Reformation Reports Revenue Growth Amid Plans for US IPO

Sustainable fashion retailer Reformation has revealed significant top-line growth in its recent U.S. IPO filing, signaling a potential resurgence for the brand on the public markets. While the company saw a notable jump in annual revenue, its net profit experienced a sharp decline, highlighting the complex financial landscape facing modern direct-to-consumer brands.

Revenue Surge Driven by Sustainable Fashion Demand

According to the filing, the Vernon, California-based retailer reported annual revenue of $507.1 million for the fiscal year ended December 27, 2025. This represents a substantial increase from the $438.2 million recorded in the previous year. Reformation, which transitioned from a small Los Angeles vintage boutique in 2009 to a global fashion player, has successfully leveraged its identity as a sustainable brand to capture market share.

The company's growth is underpinned by a strong direct-to-consumer (DTC) model. Approximately 90% of its total sales are generated through its own e-commerce platforms and physical retail stores. This high level of control over the customer journey has fostered strong brand loyalty, with the filing noting that repeat buyers account for the majority of the company's revenue.

Profitability Declines and Strategic Use of Funds

Despite the healthy increase in top-line revenue, Reformation’s bottom line faced headwinds. The company’s net profit fell to $12.6 million for the reported period, a significant drop from the $33 million earned in the prior year. This divergence between rising sales and falling profits is a critical metric that investors will scrutinize during the IPO process.

The proceeds from the upcoming Initial Public Offering are earmarked for specific corporate restructuring and financial management. Reformation plans to utilize a portion of the capital to repay existing debt and facilitate the repurchase of shares from certain current investors. This move suggests a focus on cleaning up the balance sheet and optimizing the capital structure as it transitions to a public entity.

The Path to the NYSE and Investor Confidence

Reformation's move comes at a time when the U.S. IPO market is seeing renewed activity following a quiet period earlier this year. The retailer intends to list its shares on the New York Stock Exchange (NYSE) under the ticker symbol "REF." The offering is backed by heavyweights in the financial sector, with J.P. Morgan, Morgan Stanley, Citigroup, and RBC Capital Markets serving as underwriters.

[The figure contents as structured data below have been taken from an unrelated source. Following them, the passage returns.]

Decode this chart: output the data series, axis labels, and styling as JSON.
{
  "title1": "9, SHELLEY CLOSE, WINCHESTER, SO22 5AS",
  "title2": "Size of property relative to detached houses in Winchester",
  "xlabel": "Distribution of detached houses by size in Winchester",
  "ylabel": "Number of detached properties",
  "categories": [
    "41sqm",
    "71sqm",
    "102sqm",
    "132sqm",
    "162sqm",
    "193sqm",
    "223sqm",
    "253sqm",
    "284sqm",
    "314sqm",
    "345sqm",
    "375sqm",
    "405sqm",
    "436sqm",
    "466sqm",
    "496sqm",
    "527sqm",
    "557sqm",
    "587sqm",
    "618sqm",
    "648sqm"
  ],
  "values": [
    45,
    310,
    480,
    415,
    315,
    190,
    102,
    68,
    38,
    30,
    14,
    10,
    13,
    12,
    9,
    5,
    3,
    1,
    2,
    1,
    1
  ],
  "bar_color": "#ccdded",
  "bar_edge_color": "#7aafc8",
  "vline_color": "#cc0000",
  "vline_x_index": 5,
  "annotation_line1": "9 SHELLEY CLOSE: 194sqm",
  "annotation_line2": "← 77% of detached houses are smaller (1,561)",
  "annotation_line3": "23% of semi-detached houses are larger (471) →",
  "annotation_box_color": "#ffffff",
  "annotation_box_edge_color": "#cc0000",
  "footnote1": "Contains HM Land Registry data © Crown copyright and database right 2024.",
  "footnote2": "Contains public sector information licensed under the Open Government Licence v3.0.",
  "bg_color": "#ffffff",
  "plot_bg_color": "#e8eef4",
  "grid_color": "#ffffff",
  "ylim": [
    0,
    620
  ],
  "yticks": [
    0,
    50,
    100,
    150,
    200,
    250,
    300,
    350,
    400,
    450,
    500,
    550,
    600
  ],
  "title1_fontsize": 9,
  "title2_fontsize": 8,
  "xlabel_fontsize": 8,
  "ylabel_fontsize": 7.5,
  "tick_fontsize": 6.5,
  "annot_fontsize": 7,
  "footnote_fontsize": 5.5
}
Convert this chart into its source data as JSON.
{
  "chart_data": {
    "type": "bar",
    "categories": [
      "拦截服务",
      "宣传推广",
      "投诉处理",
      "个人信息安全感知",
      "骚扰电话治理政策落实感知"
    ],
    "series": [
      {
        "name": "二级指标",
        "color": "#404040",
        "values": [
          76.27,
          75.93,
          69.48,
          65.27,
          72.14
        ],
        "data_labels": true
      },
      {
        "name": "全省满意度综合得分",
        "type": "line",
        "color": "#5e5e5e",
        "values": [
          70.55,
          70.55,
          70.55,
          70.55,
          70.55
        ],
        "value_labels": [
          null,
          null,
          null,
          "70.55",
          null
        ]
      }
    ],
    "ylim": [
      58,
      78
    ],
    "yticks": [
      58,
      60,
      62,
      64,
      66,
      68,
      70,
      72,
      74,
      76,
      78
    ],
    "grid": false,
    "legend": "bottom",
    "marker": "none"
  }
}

While the company moves toward its listing, private equity firm Permira, which acquired a majority stake in 2019, is expected to maintain significant influence over the brand. The company's high visibility, bolstered by celebrity endorsements from icons like Taylor Swift and Kendall Jenner, remains a key competitive advantage in the crowded womenswear market.

Key Takeaways

  • Strong Top-Line Growth: Reformation’s annual revenue climbed to $507.1 million, up from $438.2 million the previous year.
  • Profitability Pressure: Net profit saw a decline, dropping from $33 million to $12.6 million despite the increase in sales.
  • Strategic IPO Goals: The company plans to list on the NYSE as "REF" to repay debt and repurchase shares from existing investors.